Went out this morning to one of my spots. I didn't even make it into the woods when I heard them start hammerin away. He gobbled constantly from 
6:50 til 7:15. I heard some hens on the other side of the hill, he flew down and that was that. I drove around later and saw a hen in a field and Mr. Tom was in full strut with her. Only 1 month to wait


----------



## LoneWolfNoPack (Mar 26, 2012)

Been trying to keep my window open every morning, but so far have only heard one gobbler. Usually this time of year we have at least 2 or 3 gobbling behind the house consistently before season opens. Bad hatch last year and heavy hunting pressure from the neighbors may have got to them.


----------



## Header (Apr 14, 2004)

Last night 3/25, around 6:30pm in the neighbor's front yard just off the road, the family was standing in the driveway approx 80yds straight from 6 toms & 3 hens, the boys would not stop.

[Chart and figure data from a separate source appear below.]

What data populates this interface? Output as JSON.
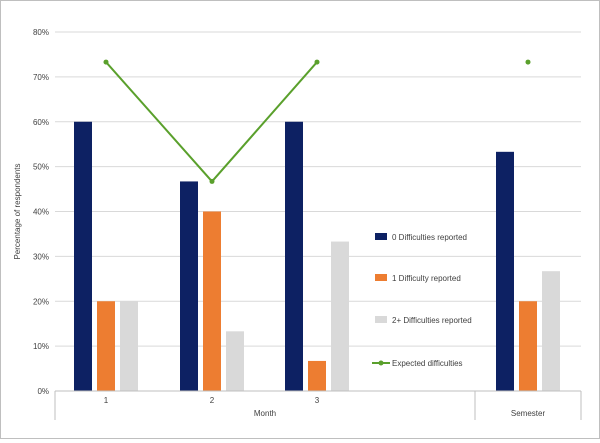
{
  "chart_data": {
    "type": "bar",
    "ylabel": "Percentage of respondents",
    "ylim": [
      0,
      80
    ],
    "yticks": [
      "0%",
      "10%",
      "20%",
      "30%",
      "40%",
      "50%",
      "60%",
      "70%",
      "80%"
    ],
    "categories": [
      "1",
      "2",
      "3",
      "Semester"
    ],
    "group_labels": [
      "Month",
      "Semester"
    ],
    "series": [
      {
        "name": "0 Difficulties reported",
        "type": "bar",
        "color": "#0d2163",
        "values": [
          60,
          46.7,
          60,
          53.3
        ]
      },
      {
        "name": "1 Difficulty reported",
        "type": "bar",
        "color": "#ed7d31",
        "values": [
          20,
          40,
          6.7,
          20
        ]
      },
      {
        "name": "2+ Difficulties reported",
        "type": "bar",
        "color": "#d9d9d9",
        "values": [
          20,
          13.3,
          33.3,
          26.7
        ]
      },
      {
        "name": "Expected difficulties",
        "type": "line",
        "color": "#5aa02c",
        "values": [
          73.3,
          46.7,
          73.3,
          73.3
        ]
      }
    ],
    "grid": true,
    "legend_position": "center-right"
  }
}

Any sound the grandson made they hammered. I told him to be quiet and I purred/clucked they hit on me as well, just would not stop. If they warm temps stay back I think we'll be alright for the season. But if the temps were like last week, I believe it will be hard to find the toms and call them in.


----------



## Bowhunter57 (Feb 9, 2011)

I haven't hunted turkeys in a few years, but might give it a try this year. I've been hearing them in the mornings, behind my house. It's starting to get to me. 

I wanna get one with a bow, so I'm going to need to purchase some wide cutting diameter mechanicals, for a quick kill.  I love mechanicals for large birds.

Bowhunter57


----------